Gemäss Rogovin kamen 14‘000 Exemplare des Handbuchs in Umlauf, und viele Gemeinschaften arbeiteten damit. Nichtsdestotrotz war die grosse Zeit des Muralismus 1975 vorüber. Etwas Aufwind erhielt die Bewegung im Vereinigten Königreich im Rahmen der politischen Bewegungen der 1980er-Jahre, besonders in Nordirland. In den USA starb sie nie ganz, nicht zuletzt dank der der Unterstützung durch Schulverwaltungen, Kunstprozente und dergleichen.
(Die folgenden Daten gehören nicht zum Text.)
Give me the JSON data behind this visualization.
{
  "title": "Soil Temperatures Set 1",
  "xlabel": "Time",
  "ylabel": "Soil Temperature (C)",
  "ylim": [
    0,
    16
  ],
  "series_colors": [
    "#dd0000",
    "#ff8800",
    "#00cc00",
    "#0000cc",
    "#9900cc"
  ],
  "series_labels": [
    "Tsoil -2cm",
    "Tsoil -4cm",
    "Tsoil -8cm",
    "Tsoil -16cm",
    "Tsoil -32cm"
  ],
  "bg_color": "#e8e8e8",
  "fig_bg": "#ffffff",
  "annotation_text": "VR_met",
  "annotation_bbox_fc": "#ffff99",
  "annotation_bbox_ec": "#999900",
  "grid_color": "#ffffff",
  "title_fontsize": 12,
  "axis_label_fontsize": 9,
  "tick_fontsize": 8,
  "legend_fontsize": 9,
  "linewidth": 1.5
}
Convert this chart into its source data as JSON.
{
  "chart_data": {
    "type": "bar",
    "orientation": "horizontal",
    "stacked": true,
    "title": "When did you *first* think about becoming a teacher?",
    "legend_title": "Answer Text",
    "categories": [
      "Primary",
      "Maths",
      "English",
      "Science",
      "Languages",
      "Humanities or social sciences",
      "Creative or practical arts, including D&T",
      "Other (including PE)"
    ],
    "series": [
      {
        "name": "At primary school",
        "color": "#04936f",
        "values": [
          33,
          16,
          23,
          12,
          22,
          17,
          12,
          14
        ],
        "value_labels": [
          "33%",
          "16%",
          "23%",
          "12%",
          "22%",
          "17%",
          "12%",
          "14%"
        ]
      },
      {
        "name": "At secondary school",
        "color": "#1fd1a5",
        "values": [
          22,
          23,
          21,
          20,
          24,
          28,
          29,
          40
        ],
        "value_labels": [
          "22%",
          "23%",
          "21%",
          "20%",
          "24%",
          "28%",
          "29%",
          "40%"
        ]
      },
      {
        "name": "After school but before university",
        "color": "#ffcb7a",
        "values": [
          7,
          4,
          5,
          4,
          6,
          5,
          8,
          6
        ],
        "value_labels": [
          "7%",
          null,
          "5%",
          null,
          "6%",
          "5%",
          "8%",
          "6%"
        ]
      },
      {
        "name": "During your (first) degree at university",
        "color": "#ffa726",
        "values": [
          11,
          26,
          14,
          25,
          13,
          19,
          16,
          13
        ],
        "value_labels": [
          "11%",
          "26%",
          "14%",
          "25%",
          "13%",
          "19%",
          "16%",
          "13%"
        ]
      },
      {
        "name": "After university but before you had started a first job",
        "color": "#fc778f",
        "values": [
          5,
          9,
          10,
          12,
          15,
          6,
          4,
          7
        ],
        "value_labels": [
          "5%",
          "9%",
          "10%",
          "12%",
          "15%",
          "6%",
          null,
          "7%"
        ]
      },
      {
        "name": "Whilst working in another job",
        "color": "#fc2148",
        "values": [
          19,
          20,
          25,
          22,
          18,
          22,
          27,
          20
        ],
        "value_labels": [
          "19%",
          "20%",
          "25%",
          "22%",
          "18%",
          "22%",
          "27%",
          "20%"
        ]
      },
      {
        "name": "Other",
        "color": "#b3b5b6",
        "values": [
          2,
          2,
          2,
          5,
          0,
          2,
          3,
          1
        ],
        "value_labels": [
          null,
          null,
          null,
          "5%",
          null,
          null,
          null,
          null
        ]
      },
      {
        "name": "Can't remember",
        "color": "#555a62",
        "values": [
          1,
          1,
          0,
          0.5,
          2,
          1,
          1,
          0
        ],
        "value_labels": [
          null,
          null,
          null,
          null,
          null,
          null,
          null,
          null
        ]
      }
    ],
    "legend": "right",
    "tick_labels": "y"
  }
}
Doch neue Akteure, die Writer und ihnen nachfolgend die Street-artists, bereits auf dem Plan seit Ende der 1960er-Jahre, entwickelten rasch eine übermächtige Präsenz, verdeckt arbeitend, eher als Bande denn als Gemeinschaft auftretend und nicht auf Politik festgelegt, sondern eher an Selbstdarstellung und Branding interessiert.

Dennoch bietet das Buch auch 2018 noch nützliche Unterstützung. «Schiebe nie ein Rollgerüst alleine.» Man lese: Arbeite nicht alleine.